OMV's other main asset in New Zealand is Maari, an oilfield situated 35 km south of Maui and 120 km southwest of New Plymouth, in 100 m of water. OMV is operator with 69% interest. The partners are Todd, Sydney-based Horizon Oil, and Delta Oil Taranaki. "We already knew about this field when we acquired Cultus," says Winkler. "They had come up with a new play concept, which led to a successful exploratory well being drilled late in 1998."
This January, the partners drilled Maari-2, in an attempt to better appraise the reservoir's Moki formation. The well, drilled by the Diamond Offshore semi Ocean Bounty, indicated the presence of a 41-m oil column. More work is needed to delineate the shallower M2A sand level and the Mangahewa formation, and other prospects such as Manaia, southwest of Maui, and Pike.

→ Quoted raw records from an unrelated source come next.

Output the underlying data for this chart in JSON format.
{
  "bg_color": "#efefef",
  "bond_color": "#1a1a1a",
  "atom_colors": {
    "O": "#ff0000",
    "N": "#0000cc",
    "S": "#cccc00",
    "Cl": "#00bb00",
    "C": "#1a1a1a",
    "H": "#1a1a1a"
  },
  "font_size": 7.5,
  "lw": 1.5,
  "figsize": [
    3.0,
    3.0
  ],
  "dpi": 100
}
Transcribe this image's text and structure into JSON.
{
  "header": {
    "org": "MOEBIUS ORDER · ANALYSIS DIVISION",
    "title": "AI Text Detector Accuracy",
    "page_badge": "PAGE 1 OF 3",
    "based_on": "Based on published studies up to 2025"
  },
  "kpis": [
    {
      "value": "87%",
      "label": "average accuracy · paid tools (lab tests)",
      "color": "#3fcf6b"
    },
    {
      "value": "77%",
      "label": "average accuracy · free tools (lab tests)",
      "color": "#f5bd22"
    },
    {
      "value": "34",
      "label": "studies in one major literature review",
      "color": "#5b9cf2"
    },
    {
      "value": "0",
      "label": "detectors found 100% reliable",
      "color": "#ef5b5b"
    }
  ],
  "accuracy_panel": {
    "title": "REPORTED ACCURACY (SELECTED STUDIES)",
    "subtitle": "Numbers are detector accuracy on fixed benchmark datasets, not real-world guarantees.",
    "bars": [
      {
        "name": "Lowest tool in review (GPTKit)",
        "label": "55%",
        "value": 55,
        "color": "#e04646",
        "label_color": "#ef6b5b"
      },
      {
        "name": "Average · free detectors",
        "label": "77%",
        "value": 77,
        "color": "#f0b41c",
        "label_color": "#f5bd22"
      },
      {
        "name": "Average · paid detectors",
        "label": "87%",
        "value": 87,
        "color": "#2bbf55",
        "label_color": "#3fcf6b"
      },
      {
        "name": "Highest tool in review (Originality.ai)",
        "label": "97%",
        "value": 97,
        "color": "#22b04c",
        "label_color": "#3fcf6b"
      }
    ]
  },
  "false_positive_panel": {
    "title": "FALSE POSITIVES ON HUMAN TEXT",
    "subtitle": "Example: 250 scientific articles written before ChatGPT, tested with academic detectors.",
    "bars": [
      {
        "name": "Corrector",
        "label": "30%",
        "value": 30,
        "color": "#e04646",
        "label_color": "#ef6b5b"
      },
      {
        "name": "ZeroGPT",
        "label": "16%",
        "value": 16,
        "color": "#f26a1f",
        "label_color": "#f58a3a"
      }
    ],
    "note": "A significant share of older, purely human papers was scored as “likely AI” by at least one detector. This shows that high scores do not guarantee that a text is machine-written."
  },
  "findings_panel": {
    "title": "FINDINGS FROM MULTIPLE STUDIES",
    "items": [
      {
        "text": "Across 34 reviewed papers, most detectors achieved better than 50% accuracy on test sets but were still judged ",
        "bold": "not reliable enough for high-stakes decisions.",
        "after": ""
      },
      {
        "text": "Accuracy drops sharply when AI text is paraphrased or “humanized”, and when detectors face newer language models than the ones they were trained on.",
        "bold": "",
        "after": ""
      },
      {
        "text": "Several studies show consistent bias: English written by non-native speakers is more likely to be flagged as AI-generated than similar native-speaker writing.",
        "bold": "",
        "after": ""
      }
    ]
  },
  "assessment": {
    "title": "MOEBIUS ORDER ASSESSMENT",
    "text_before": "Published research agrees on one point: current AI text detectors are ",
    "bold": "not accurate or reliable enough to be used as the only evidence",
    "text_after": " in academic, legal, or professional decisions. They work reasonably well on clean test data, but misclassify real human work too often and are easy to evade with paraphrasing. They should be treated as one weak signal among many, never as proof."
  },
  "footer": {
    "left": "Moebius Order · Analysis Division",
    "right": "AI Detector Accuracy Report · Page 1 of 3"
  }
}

"The main thing is, this seems to be an oily area," says Langanger. "We currently estimate 150 MMbbl in place, with up to 50 MMbbl recoverable. For offshore New Zealand, that could be significant. Conceptual engineering relative to the development is progressing. Once the concept is selected, the commercial viability of the project will be assessed."
In an adjacent offshore block (38472), OMV is operator in a 50-50 partnership with New Zealand Oil & Gas Geophysical. Geological, geophysical, and seismic studies got under way this year. OMV also has 25% of Taranaki basin blocks 38481/2, both operated by Shell. Early this year, the survey vessel Polar Duke acquired 2D seismic over these blocks.
"All are in an oil and gas-prone area," Lang-anger says. "We want to capture as much interesting acreage as possible in the Taranaki basin. For the time being, we will stay in this area, but we don't rule out bidding for E&P acreage in other basins offshore New Zealand, once we have become a major producer."
OMV has transferred some of its geophysical reservoir engineering and seismic imaging techniques, honed mainly in the Vienna Basin, the Iranian overthrust, and offshore Vietnam, to its Australasian activities.
"We were asked to build the reservoir strata model for Maari before we became the operator," Winkler says. Pre-stack depth migration has been used to improve reservoir analysis in Australia, and remote sensing interpretation and geological mapping capabilities have been applied in the North West Shelf to link subsurface data with surface features such as faults and anticlines. Acoustic and elastic impedance inversion of 3D seismic cubes has also been deployed to improve assessment of reservoir thickness.
Since 1999, the company has also amassed substantial acreage positions along the UK Atlantic Margin, the Black Sea, North Africa, and the Middle East.